Contrairement à ce que soutient le requérant, la préfète de l’Ain ayant accordé à M. A… un délai de départ volontaire de trente jours, ainsi que les dispositions précitées de l’article L .612-1 du code de l’entrée et du séjour des étrangers et du droit d’asile le prévoient, aucune motivation de ce délai n’était nécessaire.
Sur la décision fixant le pays de destination :
Les décisions refusant la délivrance d’un titre de séjour et faisant obligation de quitter le territoire n’étant pas illégales, le moyen tiré de l’annulation par voie de conséquence de la décision fixant le pays de destination doit être écarté.
Il résulte de l’ensemble de ce qui précède que les conclusions à fin d’annulation de la requête doivent être rejetées. Par conséquence, ses conclusions à fin d’injonction et d’astreinte doivent être rejetées.
Sur les frais liés au litige :
Les dispositions de l’article L. 761-1 du code de justice administrative font obstacle à ce que l’Etat, qui n’a pas la qualité de partie perdante dans la présente instance, verse au conseil de M. A… la somme qu’il réclame au titre des frais exposés et non compris dans les dépens.
D E C I D E :
Article 1er : La requête de M. A… est rejetée.
Article 2 : Le présent jugement sera notifié à M. C… A… et au préfet de l’Ain.

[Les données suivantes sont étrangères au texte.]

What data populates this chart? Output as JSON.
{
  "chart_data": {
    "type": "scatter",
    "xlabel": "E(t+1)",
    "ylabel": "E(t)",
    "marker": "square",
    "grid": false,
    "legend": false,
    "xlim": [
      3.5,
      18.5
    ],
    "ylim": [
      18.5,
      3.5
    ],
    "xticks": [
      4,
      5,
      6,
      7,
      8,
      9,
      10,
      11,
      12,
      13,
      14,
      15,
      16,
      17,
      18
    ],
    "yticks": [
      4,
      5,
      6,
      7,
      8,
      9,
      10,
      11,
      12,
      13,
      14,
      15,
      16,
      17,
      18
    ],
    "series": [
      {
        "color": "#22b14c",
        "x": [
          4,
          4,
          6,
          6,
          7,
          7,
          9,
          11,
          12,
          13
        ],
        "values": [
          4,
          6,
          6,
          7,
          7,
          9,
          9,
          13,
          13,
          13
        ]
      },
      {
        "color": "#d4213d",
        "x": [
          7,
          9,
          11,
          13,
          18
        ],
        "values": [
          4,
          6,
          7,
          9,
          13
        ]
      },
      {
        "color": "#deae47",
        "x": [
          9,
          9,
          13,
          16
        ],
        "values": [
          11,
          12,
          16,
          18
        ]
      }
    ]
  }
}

Délibéré après l’audience du 16 décembre 2025, à laquelle siégeaient :
Mme Mariller, présidente,
M. Segado, président,
Mme Cottier, présidente.
Rendu public par mise à disposition au greffe le 14 janvier 2026.
La rapporteure,
C. Cottier
La présidente,
C. Mariller
La greffière,
S. Rolland
La République mande et ordonne au préfet de l’Ain en ce qui la concerne ou à tous commissaires de justice à ce requis en ce qui concerne les voies de droit commun contre les parties privées, de pourvoir à l’exécution de la présente décision.